When you are working a 14-day rotation in the dark, freezing your hands off on a haul truck, the only tether you have to sanity is the ability to pick up the phone and call your "old lady." You need to hear a voice that isn't screaming over a radio.

When the internet died, that tether snapped.

The Field Repair

I realized that "following the process" was failing. The grand plan for fiber was perfect, but it was four months away. We needed a solution for now.

So, I stopped waiting.

I grabbed a spool of armored Ethernet cable. I ran 100 meters of it out the door, through the snow, down to an intermediate shack. I put a relay switch in that shack to boost the signal. Then I ran another 70 or 80 meters of armored cable from there to the tire shop electrical room.

It was ugly. It was strung up on the pylons you see in the photo to keep it visible. It got snagged by the grader clearing snow more than once, and I had to go out there in the blizzard and splice it back together.

But it worked.

The Technical Pivot

That job changed how I viewed infrastructure. I realized later that those Cisco bridges weren't just dying from the cold. They were being murdered by dirty power. They were likely sitting on the same transformer as a wash plant, thrashing the sine wave every time a heavy load kicked on.

That failure is why, to this day, I stopped trusting mains power for critical edge gear. I started specifying dual online conversion UPS units or, better yet, pure DC power systems that isolate the equipment from the grid. You can’t build a reliable network on unreliable electrons, especially in the North.

The Human Lesson

But the deeper lesson wasn't about power conditioning.

We often get obsessed with the perfect architecture, focusing on the IEC 62443 compliance, the clean fiber runs, and the redundant rings. Those things are critical.

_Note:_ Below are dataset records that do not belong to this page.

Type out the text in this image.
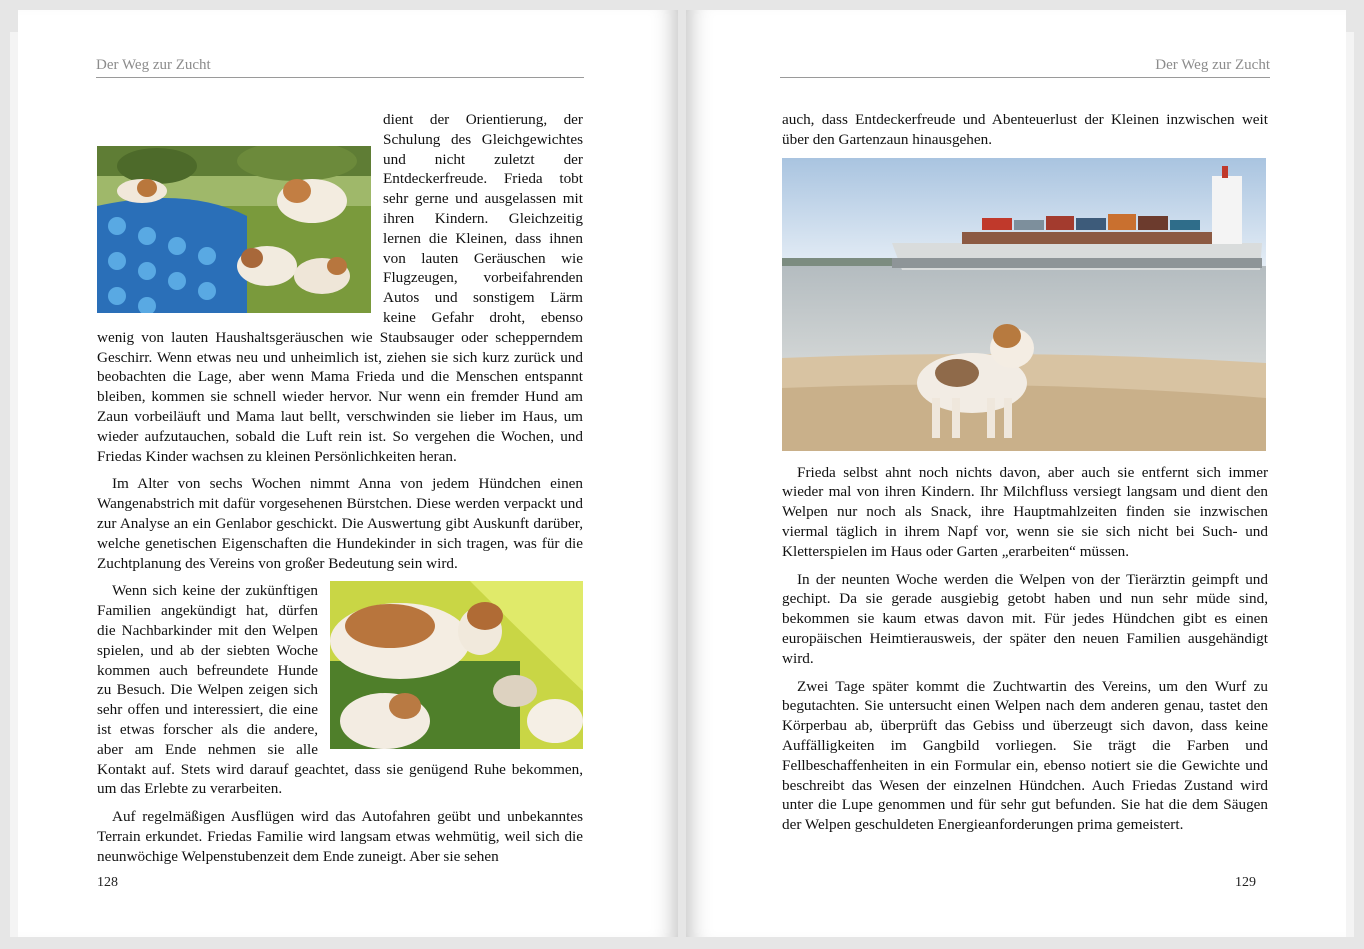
Der Weg zur Zucht

dient der Orientierung, der Schulung des Gleichgewichtes und nicht zuletzt der Entdeckerfreude. Frieda tobt sehr gerne und ausgelassen mit ihren Kindern. Gleichzeitig lernen die Kleinen, dass ihnen von lauten Geräuschen wie Flugzeugen, vorbeifahrenden Autos und sonstigem Lärm keine Gefahr droht, ebenso wenig von lauten Haushaltsgeräuschen wie Staubsauger oder schepperndem Geschirr. Wenn etwas neu und unheimlich ist, ziehen sie sich kurz zurück und beobachten die Lage, aber wenn Mama Frieda und die Menschen entspannt bleiben, kommen sie schnell wieder hervor. Nur wenn ein fremder Hund am Zaun vorbeiläuft und Mama laut bellt, verschwinden sie lieber im Haus, um wieder aufzutauchen, sobald die Luft rein ist. So vergehen die Wochen, und Friedas Kinder wachsen zu kleinen Persönlichkeiten heran.

Im Alter von sechs Wochen nimmt Anna von jedem Hündchen einen Wangenabstrich mit dafür vorgesehenen Bürstchen. Diese werden verpackt und zur Analyse an ein Genlabor geschickt. Die Auswertung gibt Auskunft darüber, welche genetischen Eigenschaften die Hundekinder in sich tragen, was für die Zuchtplanung des Vereins von großer Bedeutung sein wird.

Wenn sich keine der zukünftigen Familien angekündigt hat, dürfen die Nachbarkinder mit den Welpen spielen, und ab der siebten Woche kommen auch befreundete Hunde zu Besuch. Die Welpen zeigen sich sehr offen und interessiert, die eine ist etwas forscher als die andere, aber am Ende nehmen sie alle Kontakt auf. Stets wird darauf geachtet, dass sie genügend Ruhe bekommen, um das Erlebte zu verarbeiten.

Auf regelmäßigen Ausflügen wird das Autofahren geübt und unbekanntes Terrain erkundet. Friedas Familie wird langsam etwas wehmütig, weil sich die neunwöchige Welpenstubenzeit dem Ende zuneigt. Aber sie sehen

128
Der Weg zur Zucht

auch, dass Entdeckerfreude und Abenteuerlust der Kleinen inzwischen weit über den Gartenzaun hinausgehen.

Frieda selbst ahnt noch nichts davon, aber auch sie entfernt sich immer wieder mal von ihren Kindern. Ihr Milchfluss versiegt langsam und dient den Welpen nur noch als Snack, ihre Hauptmahlzeiten finden sie inzwischen viermal täglich in ihrem Napf vor, wenn sie sie sich nicht bei Such- und Kletterspielen im Haus oder Garten „erarbeiten“ müssen.

In der neunten Woche werden die Welpen von der Tierärztin geimpft und gechipt. Da sie gerade ausgiebig getobt haben und nun sehr müde sind, bekommen sie kaum etwas davon mit. Für jedes Hündchen gibt es einen europäischen Heimtierausweis, der später den neuen Familien ausgehändigt wird.

Zwei Tage später kommt die Zuchtwartin des Vereins, um den Wurf zu begutachten. Sie untersucht einen Welpen nach dem anderen genau, tastet den Körperbau ab, überprüft das Gebiss und überzeugt sich davon, dass keine Auffälligkeiten im Gangbild vorliegen. Sie trägt die Farben und Fellbeschaffenheiten in ein Formular ein, ebenso notiert sie die Gewichte und beschreibt das Wesen der einzelnen Hündchen. Auch Friedas Zustand wird unter die Lupe genommen und für sehr gut befunden. Sie hat die dem Säugen der Welpen geschuldeten Energieanforderungen prima gemeistert.

129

But technology is always in service of the people and the process. In this world, making it work is generally better than making it right. This can be a trap, of course. It is not an excuse or permission to do sloppy work. But it is the reality of making it work until you can make it right.

That cable provided the invoices that kept the business profitable, yes. But more importantly, it provided the phone calls that kept the crew human.

Remember, the reason we serve is people. The technology is merely the tool.